According to Bain & Company, the rise of embedded finance marks a new era, not only for banking transactions but also for how consumers and businesses build and manage relationships with financial services more broadly.
Some businesses starting up today may not interact with traditional financial institutions such as banks. Rather, they can log in to their accounting or e-commerce platform and meet most of their financial needs. For example, they can open deposit counts and order debit cards with these platforms. Institutions behind these platforms are not usually banks. Instead, they are software companies that collaborate with financial institutions and tech providers to embed financial services and products into the customer user experience. These products are usually seamless, convenient, and easy to use.
This new partnership between financial institutions (banks and financial product distributors) and tech farms through nonfinancial platforms is the driving force behind the embedded-finance revolution. The rise of this novel product marks a new era for banking transactions. Additionally, embedded finance is transforming the experience of customers and businesses with financial services in a broader sense.
The value of this integrated customer experience explains the rapid growth in the market size of embedded finance. A report by Bain & Company estimating the growth of US embedded finance focusing on three main areas – payment, lending, and banking.
The market will more than double from $22 billion in 2021 revenue to $51 billion in 2026. The growth translates to a 19% compound annual growth rate.
In 2021, embedded finance reached $2.6 trillion, translating to about 5% of the United States’ financial transactions. A 2026 projection estimates the market size at more than $7 trillion, equaling 10% of the US financial transactions. This growth is a result of an increase in demand for embedded finance. The proposition promises improved customer experience and financial access. Other benefits include cost-reduction and risk-reduction to companies across the value chain.
The substantial increase in transaction value through embedded finance platforms will primarily cause revenue growth. The report also predicts embedded finance to penetrate several industries and smaller sub-segments such as business-to-business (B2B) payments and buy-now-pay-later (BNPL).
In 2021, embedded payment transactions reached $1.7 trillion, generating $12 billion in net revenue. This value is projected to rise to $3.5 trillion by 2026.
- Bain & Company -
Embedded finance implementation
Platforms are collaborating across the new value chain to implement embedded finance and deliver benefits to their customers. In turn, these platforms enjoy increased sales in their businesses and reduced costs.
Platforms implementing the concept of embedded finance range from e-commerce, wellness, food delivery, and rideshare apps. Consequently, end users increasingly prefer the convenience of accessing various financial products on their day-to-day software rather than banks and other standalone traditional financial institutions.
Payments and debts are leading the adoption of embedded finance. However, enables will move beyond these areas into new-value added services such as insurance, tax, and payroll. The proposition could also penetrate regulation technology and compliance functionality. Some industries may be slower to advance with embedded finance.

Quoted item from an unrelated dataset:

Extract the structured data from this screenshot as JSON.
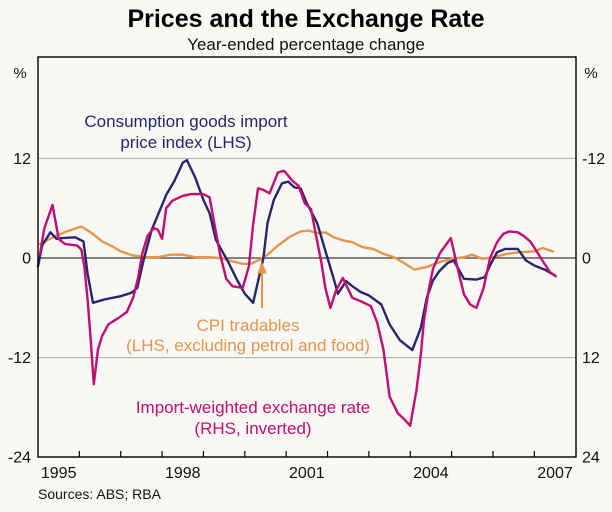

Factors that may cause the difference in the adoption rate include regulatory influences, disintermediation, and customer preference.
Who benefits the most?
Platforms will continue to serve as the prime owner of the customer relationship. Therefore, they will have more bargaining power than the enablers. They will benefit more from the embedded finance profit pool. The exception could be large enablers capable of commanding a large share of economic rents.
Some large platforms may bring in-house enabling services, to minimize expenditure. These could include credit and market risk functions.
Embedded finance and traditional banking
Embedded finance is also disrupting the traditional banking value chain. While banks traditionally provide services across the entire value chain, implementing embedded finance will unbundle this business model.
Traditional banking institutions should leverage embedded finance to reinvent their core business. They can build new growth engines and provide more interoperable products and services.
Embedded finance can provide a much better value proposition. Customers benefit from contextual, seamless experiences; platforms can unlock new use cases and often use proprietary customer data to improve financial access, while reducing costs for their end customers. .
- Bain & Company -
What is the next step for the value chain, enablers, and platforms?
Embedded finance is proving a cutting edge in the highly competitive banking sector. Institutions that are already struggling with technological advancements may find it more challenging implementing embedded finance. However, they can go around these hurdles by remaining practical and clear about monetizing their strategies. They should ensure that their moves are economically viable.
The growth may look stronger for enablers overall. However, competition may set in once the supply of new enablers exceeds demand. Providing a full suite of services, including compliance, origination, and regulatory oversight may have an upper hand. They can also gain a competitive advantage by providing easy integration and great servicing.
Platforms sets to gain hugely from embedded finance. They can maximize retention and unlock new revenue streams for lower costs by offering convenience to end users. However, they may require a careful selection of partners that can meet their needs.
Embedded finance will continue enjoying the fast-paced development arc. Its benefits to businesses enable, consumers will be driving its growth. Venture capital and growth equity will continue pumping more significant funding.
This new product will shift consumers’ interaction with their finances. The number of enablers will grow to give platforms plenty of choices when looking for the right partner. Consequently, customers will continue to enjoy improved services.